Our contractor tweaked the floor plan I found. We added a 12-foot ceiling with a single-slope roof, lots of windows and handicapped accessibility. We broke ground in January.

A few months later, we ended up with an amazing one-bedroom one-bath home that is 780 square feet. It’s full of natural light, spacious and airy, and even includes some storage. We took advantage of the tall ceilings by creating more storage space above the coat and utility closets and putting as many cabinets as we could pack into the kitchen/living room area. It’s still a small space, but it doesn’t seem like it.


Brutal honesty

The process of moving felt crazy because the building schedule went much faster than expected. We tore down the garage at the end of January and moved in by April 11, in the middle of the pandemic. I spent hours going through boxes of seminary papers, old doilies and small quilts that my mother and grandmother had made (but had mainly been packed away). I sorted everything into three piles: keep, garage sale or ask the kids. Through all this, I asked myself:

• Have we used this in the last year or two?

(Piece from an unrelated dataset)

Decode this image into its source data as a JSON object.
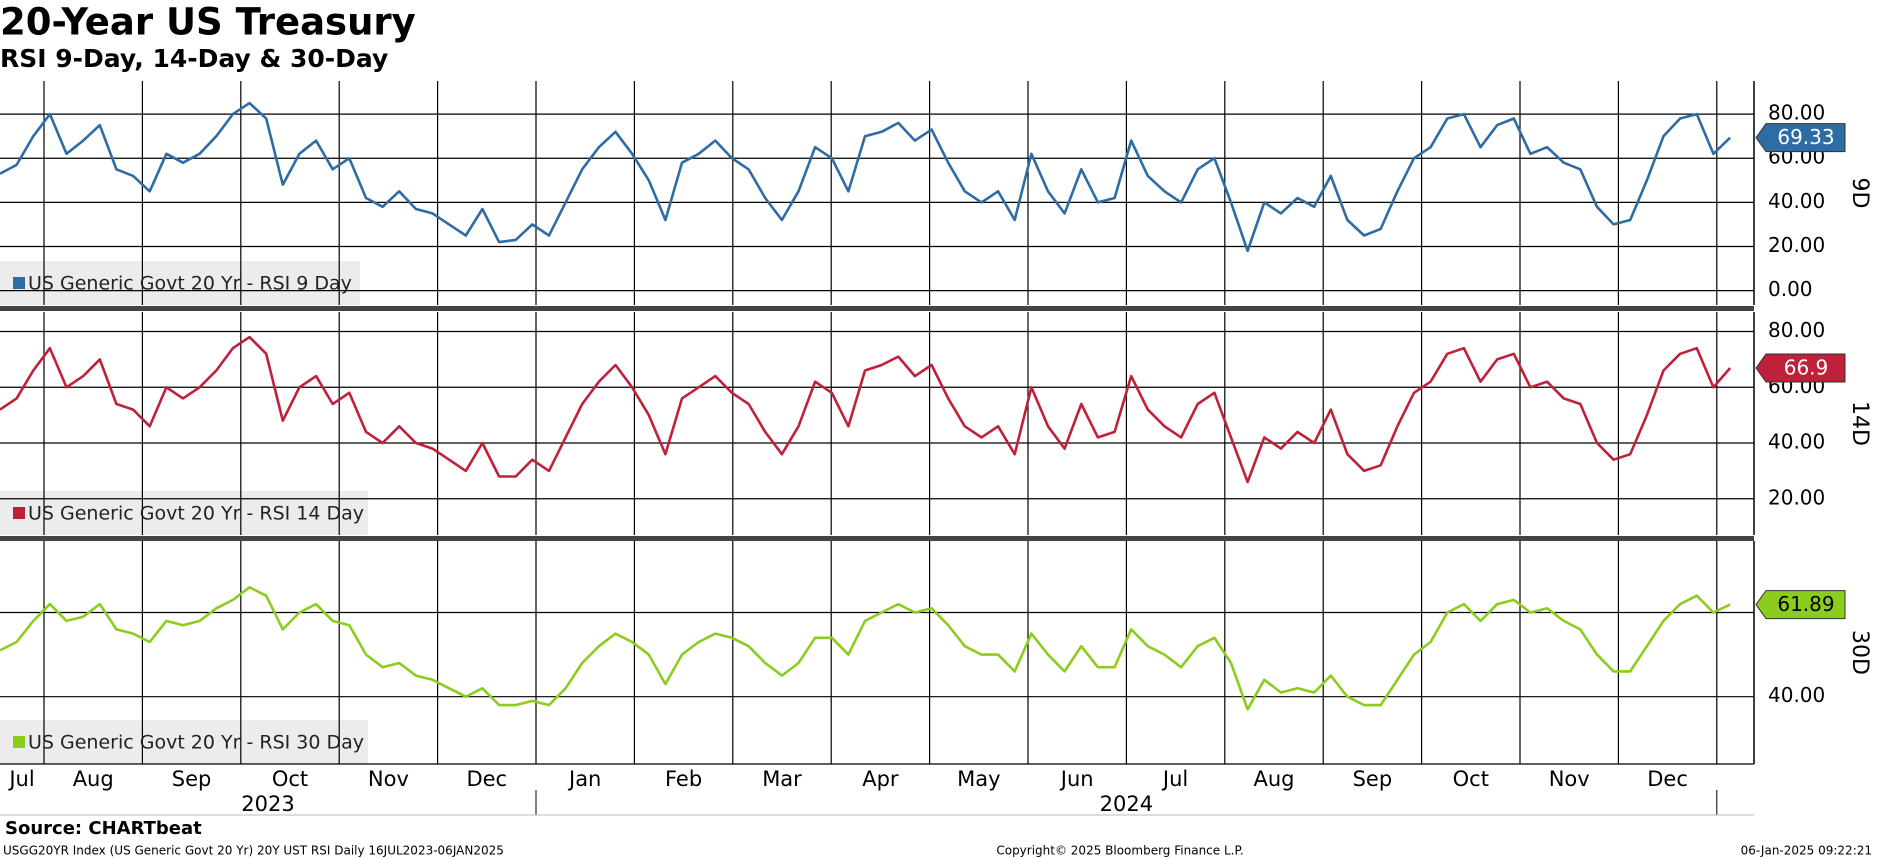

• If I’m truthful, will I use this in the next year? Does the style match how our home is currently decorated?

• Is this something I should see if one of the kids would like?

Thinking about how small our space was going to be was also a big motivator for being brutally honest in the process. (Truth be told, we still have stuff that probably needs to go.) 

 

But we did it! With the help of family and friends, we were able to move everything in and even have some kitchen cabinets that are still empty…for now. 

We are loving our new home and especially having the help of our son and daughter-in-law literally just steps away.

Certainly, downsizing is an adjustment. It can be really hard, but it’s worth every ounce of effort. Each time we’ve decided to downsize and live with less, we’ve experienced more freedom, more time for fun, less time cleaning and more time with the people we love.


13 tips for successful downsizing

Take photos of your home before you downsize.

It’s nice to have a reference of what’s in your current home when looking at what will go in your new space.

Measure your new space. 

There’s no sense in moving the big stuff if it won’t fit. 

Take with you only what will fit your future lifestyle. 

Don’t save a ton of dishes if you don’t plan to entertain a lot.

Purge things you don’t use regularly. 

Don’t hold on to things for when you’ll need it. If you don’t use it regularly or can’t find a purpose for it, ditch it. 

Use the good stuff now. 

No need to store it for a special occasion.

Don’t save things for your kids. 

If they don’t want it now, they won’t want it later. 

Let go of the “guilt gifts.” 

If you have a lot of souvenir glasses, pick your favorites and let go of the rest. Don’t hold on to things because you think you have to.

Purge paperwork

Get rid of tax returns after seven years. Don’t keep bills and statements you can access online.

Label photographs. 

If you don’t know who’s in the photo, toss it.

Create safe passage for your possessions. 

Getting rid of items of value or sentiment can be tough, especially if your kids don’t want it. Some seniors are concerned with “safe passage” of their possessions, wanting to ensure the new owners share the same appreciation for them. Research clubs and organizations that might value them as much as you did.

Stop buying more stuff. 

If you buy something new, let go of something old.

Start slow. 

Pick a drawer and go from there!

Accept help. 

When in doubt, get an objective opinion from someone else.